Hermanos Vinagre – Rede de bares descoladinhos que poderia facilmente ter sido gestada em Pinheiros. Ali, brilham os peixes e os frutos do mar em parceria com o escabeche (molho à base de vinagre).
É também um bom lugar para experimentar gilda: piparra (pimenta verde sem más intenções, típica do País Basco), anchova em conserva e azeitona verde espetadas num palito e banhadas em azeite. Calle del Cardenal Cisneros, 26, Chamberí, e mais três endereços.
Paradas estratégicas: Na região do Retiro, com vista para o parque homônimo, permita-se uma ensaladilla (salada de maionese com legumes, ovos, peixe) no Manero (imagem abaixo).
É levemente ácida e os nacos de bonito elevam a pedida. Destaque ainda para a torrada que sustenta o prato, perfeitamente estaladiça sem perder a pegada. Calle de Claudio Coello, 3, Retiro.
As premiadas croquetas da Neotaberna Santerra também valem registro. Calle de Ponzano, 62, Chamberí; E os críticos não se cansam de elogiar a Taberna Recreo, que tem um espetinho de brócolis, kimchi (acelga fermentada coreana) e lima como uma das suas tapas mais hypadas. Calle de Espartinas, 5, Salamanca.
TRADICIONAIS, MAS…
Apesar de referências em certos preparos, algumas casas visitadas agradaram menos.
A Casa Dani, por exemplo, continua sendo parada obrigatória para comer tortilla na região de Salamanca. Além da cremosidade do prato, o dulçor da cebola caramelizada no recheio chega a ser chocante. Mas a decoração genérica e impessoal do salão, algo também visto em outros espaços de renome, como o Las Bravas, não faz jus à tradição da casa e é pouco convidativa. Calle de Ayala, 28B, Salamanca.
Já o Docamar, referência em patatas bravas, te obriga a comer com o despertador do telefone programado.
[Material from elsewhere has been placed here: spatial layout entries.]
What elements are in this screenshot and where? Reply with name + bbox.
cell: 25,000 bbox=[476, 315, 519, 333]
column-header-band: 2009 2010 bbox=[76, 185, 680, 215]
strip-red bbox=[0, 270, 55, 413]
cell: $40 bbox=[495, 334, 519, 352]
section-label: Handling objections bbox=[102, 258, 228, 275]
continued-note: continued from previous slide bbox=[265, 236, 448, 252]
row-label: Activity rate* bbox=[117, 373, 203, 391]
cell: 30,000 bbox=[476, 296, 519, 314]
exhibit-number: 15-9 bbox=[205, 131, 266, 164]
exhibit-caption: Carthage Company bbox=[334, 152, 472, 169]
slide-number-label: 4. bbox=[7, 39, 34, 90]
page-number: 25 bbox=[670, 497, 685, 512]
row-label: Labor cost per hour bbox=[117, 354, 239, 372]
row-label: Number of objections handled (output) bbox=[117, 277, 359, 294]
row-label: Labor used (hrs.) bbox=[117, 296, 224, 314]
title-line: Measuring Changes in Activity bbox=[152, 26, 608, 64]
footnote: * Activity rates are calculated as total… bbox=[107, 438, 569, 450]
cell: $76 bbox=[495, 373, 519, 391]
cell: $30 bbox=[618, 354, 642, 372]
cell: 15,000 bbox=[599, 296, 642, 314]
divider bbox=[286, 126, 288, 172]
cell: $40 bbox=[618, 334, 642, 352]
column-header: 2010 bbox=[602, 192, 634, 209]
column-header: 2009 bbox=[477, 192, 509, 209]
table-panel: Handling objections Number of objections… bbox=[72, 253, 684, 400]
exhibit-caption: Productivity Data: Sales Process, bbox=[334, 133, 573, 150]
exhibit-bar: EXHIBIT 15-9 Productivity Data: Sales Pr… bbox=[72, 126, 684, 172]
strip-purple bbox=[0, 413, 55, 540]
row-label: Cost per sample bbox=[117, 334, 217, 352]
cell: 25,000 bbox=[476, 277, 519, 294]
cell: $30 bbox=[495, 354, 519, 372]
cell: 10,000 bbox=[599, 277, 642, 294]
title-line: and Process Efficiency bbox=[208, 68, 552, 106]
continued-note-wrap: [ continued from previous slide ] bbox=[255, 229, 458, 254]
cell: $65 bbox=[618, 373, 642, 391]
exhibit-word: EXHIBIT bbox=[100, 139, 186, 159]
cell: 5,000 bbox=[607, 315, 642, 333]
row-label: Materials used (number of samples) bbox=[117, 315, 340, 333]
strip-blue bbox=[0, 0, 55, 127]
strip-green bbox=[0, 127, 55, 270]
A casa colocou um aviso na porta a dizer que, caso o restaurante esteja cheio, eles podem te expulsar da mesa após 90 minutos. Em que pese o incômodo, a salsa brava produzida lá tem mais nuance que a da concorrência, com picância, acidez e um fundinho de tomate. Calle de Alcalá, 337, Cuidad Lineal.